Tittesworth Water occupies a beautiful setting with The Roaches as its breath-taking backdrop.
Severn Trent Water built the visitor centre in 1998 although the reservoir was first constructed as early as 1858. It is now used to store the water supplying homes and businesses in parts of the Staffordshire Moorlands, Stoke-on-Trent and Leek.
There are over 100 hectares of rich wildlife habitat, linking the agricultural landscape of North Staffordshire with the wild moorlands of the Peak District. Tittesworth has a wide variety of habitats, from conifer plantation and semi ancient woods to wildflower meadows and marshland. This variety of habitat enables us to provide food, shelter and water for a wide variety of wildlife species.
What wildlife can I see there?
Lapwing, snipe and curlew are regular visitors to the fields around Tittesworth and when water levels fall in the Summer the exposed mud attracts birds such as oystercatchers, plovers and herons. The meadows are rich in wild flowers such as purple spotted orchid, ox-eye daisy and birds foot trefoil. These plants also provide food for butterflies such as the meadow brown.

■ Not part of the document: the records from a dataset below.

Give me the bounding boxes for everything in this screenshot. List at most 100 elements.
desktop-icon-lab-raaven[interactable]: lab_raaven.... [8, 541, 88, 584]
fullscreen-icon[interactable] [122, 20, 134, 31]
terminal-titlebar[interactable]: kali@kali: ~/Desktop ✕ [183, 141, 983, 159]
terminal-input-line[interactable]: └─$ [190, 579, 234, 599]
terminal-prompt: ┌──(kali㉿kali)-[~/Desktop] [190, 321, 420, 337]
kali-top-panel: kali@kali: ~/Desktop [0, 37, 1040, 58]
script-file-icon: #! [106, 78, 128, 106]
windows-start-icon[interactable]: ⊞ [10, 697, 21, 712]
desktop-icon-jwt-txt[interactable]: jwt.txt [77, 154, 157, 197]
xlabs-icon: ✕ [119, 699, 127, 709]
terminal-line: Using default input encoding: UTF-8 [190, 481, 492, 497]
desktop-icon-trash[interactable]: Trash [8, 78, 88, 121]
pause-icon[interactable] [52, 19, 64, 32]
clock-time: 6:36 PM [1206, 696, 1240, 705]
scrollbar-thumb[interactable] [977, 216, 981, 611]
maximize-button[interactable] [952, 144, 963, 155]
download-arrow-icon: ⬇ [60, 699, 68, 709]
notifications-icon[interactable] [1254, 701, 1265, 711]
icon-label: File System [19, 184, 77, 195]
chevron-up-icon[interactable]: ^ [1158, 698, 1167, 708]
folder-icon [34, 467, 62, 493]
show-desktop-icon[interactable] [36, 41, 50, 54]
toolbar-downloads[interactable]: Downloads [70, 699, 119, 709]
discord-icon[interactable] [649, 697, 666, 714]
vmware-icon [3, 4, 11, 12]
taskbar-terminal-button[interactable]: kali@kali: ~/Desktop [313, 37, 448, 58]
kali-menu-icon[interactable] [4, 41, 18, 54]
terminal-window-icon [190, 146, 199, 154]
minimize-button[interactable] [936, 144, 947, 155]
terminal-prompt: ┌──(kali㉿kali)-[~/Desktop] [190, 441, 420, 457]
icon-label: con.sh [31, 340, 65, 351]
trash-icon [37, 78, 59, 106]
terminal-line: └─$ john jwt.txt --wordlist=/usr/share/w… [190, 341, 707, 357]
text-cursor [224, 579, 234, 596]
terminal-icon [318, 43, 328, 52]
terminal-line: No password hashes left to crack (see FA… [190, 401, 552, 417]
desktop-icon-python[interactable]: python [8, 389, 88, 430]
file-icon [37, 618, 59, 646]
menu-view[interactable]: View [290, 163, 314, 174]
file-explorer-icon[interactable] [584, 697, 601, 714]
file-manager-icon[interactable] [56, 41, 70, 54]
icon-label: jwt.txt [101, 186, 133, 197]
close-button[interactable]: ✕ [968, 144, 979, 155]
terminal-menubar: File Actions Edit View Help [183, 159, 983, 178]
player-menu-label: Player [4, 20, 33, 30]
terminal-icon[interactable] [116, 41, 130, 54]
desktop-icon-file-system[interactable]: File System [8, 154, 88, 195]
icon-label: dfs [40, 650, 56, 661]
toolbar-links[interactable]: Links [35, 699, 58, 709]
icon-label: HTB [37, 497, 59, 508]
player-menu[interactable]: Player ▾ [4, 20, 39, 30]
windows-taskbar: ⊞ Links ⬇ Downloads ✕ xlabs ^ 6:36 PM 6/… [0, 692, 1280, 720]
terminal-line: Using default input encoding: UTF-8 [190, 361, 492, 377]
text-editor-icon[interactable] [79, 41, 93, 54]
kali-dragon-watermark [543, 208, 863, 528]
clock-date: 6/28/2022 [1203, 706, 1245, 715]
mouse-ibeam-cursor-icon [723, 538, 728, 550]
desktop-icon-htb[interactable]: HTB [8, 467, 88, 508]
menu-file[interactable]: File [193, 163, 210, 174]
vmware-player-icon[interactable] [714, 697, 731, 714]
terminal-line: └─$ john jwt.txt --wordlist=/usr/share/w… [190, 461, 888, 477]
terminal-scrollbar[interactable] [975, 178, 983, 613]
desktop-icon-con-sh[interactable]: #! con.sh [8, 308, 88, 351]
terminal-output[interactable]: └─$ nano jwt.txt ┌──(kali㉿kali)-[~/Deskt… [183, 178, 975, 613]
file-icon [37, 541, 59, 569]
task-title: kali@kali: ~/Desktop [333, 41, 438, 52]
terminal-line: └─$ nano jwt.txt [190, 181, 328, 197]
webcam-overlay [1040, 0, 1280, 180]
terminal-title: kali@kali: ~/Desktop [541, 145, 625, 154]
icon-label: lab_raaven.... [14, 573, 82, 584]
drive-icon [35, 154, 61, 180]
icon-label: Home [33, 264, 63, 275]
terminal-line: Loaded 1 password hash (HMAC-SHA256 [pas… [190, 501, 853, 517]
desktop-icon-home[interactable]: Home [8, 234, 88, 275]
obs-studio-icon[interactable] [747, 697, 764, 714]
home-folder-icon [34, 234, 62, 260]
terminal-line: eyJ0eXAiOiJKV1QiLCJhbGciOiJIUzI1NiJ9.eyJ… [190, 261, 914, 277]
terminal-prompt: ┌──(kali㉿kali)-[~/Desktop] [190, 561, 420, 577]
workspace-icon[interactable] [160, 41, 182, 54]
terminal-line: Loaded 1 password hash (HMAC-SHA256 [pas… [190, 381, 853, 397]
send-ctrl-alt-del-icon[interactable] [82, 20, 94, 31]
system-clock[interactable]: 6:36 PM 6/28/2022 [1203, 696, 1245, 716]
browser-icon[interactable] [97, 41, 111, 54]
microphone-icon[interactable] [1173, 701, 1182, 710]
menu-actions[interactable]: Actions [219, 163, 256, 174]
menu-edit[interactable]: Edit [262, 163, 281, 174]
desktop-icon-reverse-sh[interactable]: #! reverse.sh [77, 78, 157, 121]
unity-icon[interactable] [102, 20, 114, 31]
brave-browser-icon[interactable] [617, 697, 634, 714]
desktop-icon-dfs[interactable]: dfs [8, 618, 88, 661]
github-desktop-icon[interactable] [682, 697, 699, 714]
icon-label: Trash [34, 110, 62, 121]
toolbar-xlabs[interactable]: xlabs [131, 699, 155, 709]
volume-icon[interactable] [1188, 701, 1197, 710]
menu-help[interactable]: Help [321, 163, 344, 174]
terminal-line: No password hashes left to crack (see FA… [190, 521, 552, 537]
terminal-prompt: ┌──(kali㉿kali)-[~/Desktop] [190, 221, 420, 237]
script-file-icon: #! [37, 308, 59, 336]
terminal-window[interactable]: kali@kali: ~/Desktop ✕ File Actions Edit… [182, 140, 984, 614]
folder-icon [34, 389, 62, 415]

What is Tittesworth’s role in the water supply?
Tittesworth Water pumps on average 28 million litres of water a day and has the capacity to provide up to 45 million litres a day. This water is then distributed to households and businesses in parts of Stoke on Trent, Leek and the Staffordshire Moorlands.
Where does the water come from?
Water flows into Tittesworth Reservoir from the Upper River Churnet. Most of the water comes from winter floods, the reservoir acts as a huge storage tank, taking water in and out when needed.
What happens to the water at Tittesworth?
The water from the reservoir is treated to drinking water standards at Tittesworth Treatment Works and pumped into a storage reservoir at Ladderedge. The water from Ladderedge, in conjunction with borehole water from Wallgrange, Poolend and Highgate, is then distributed to homes and businesses to be used by our customers.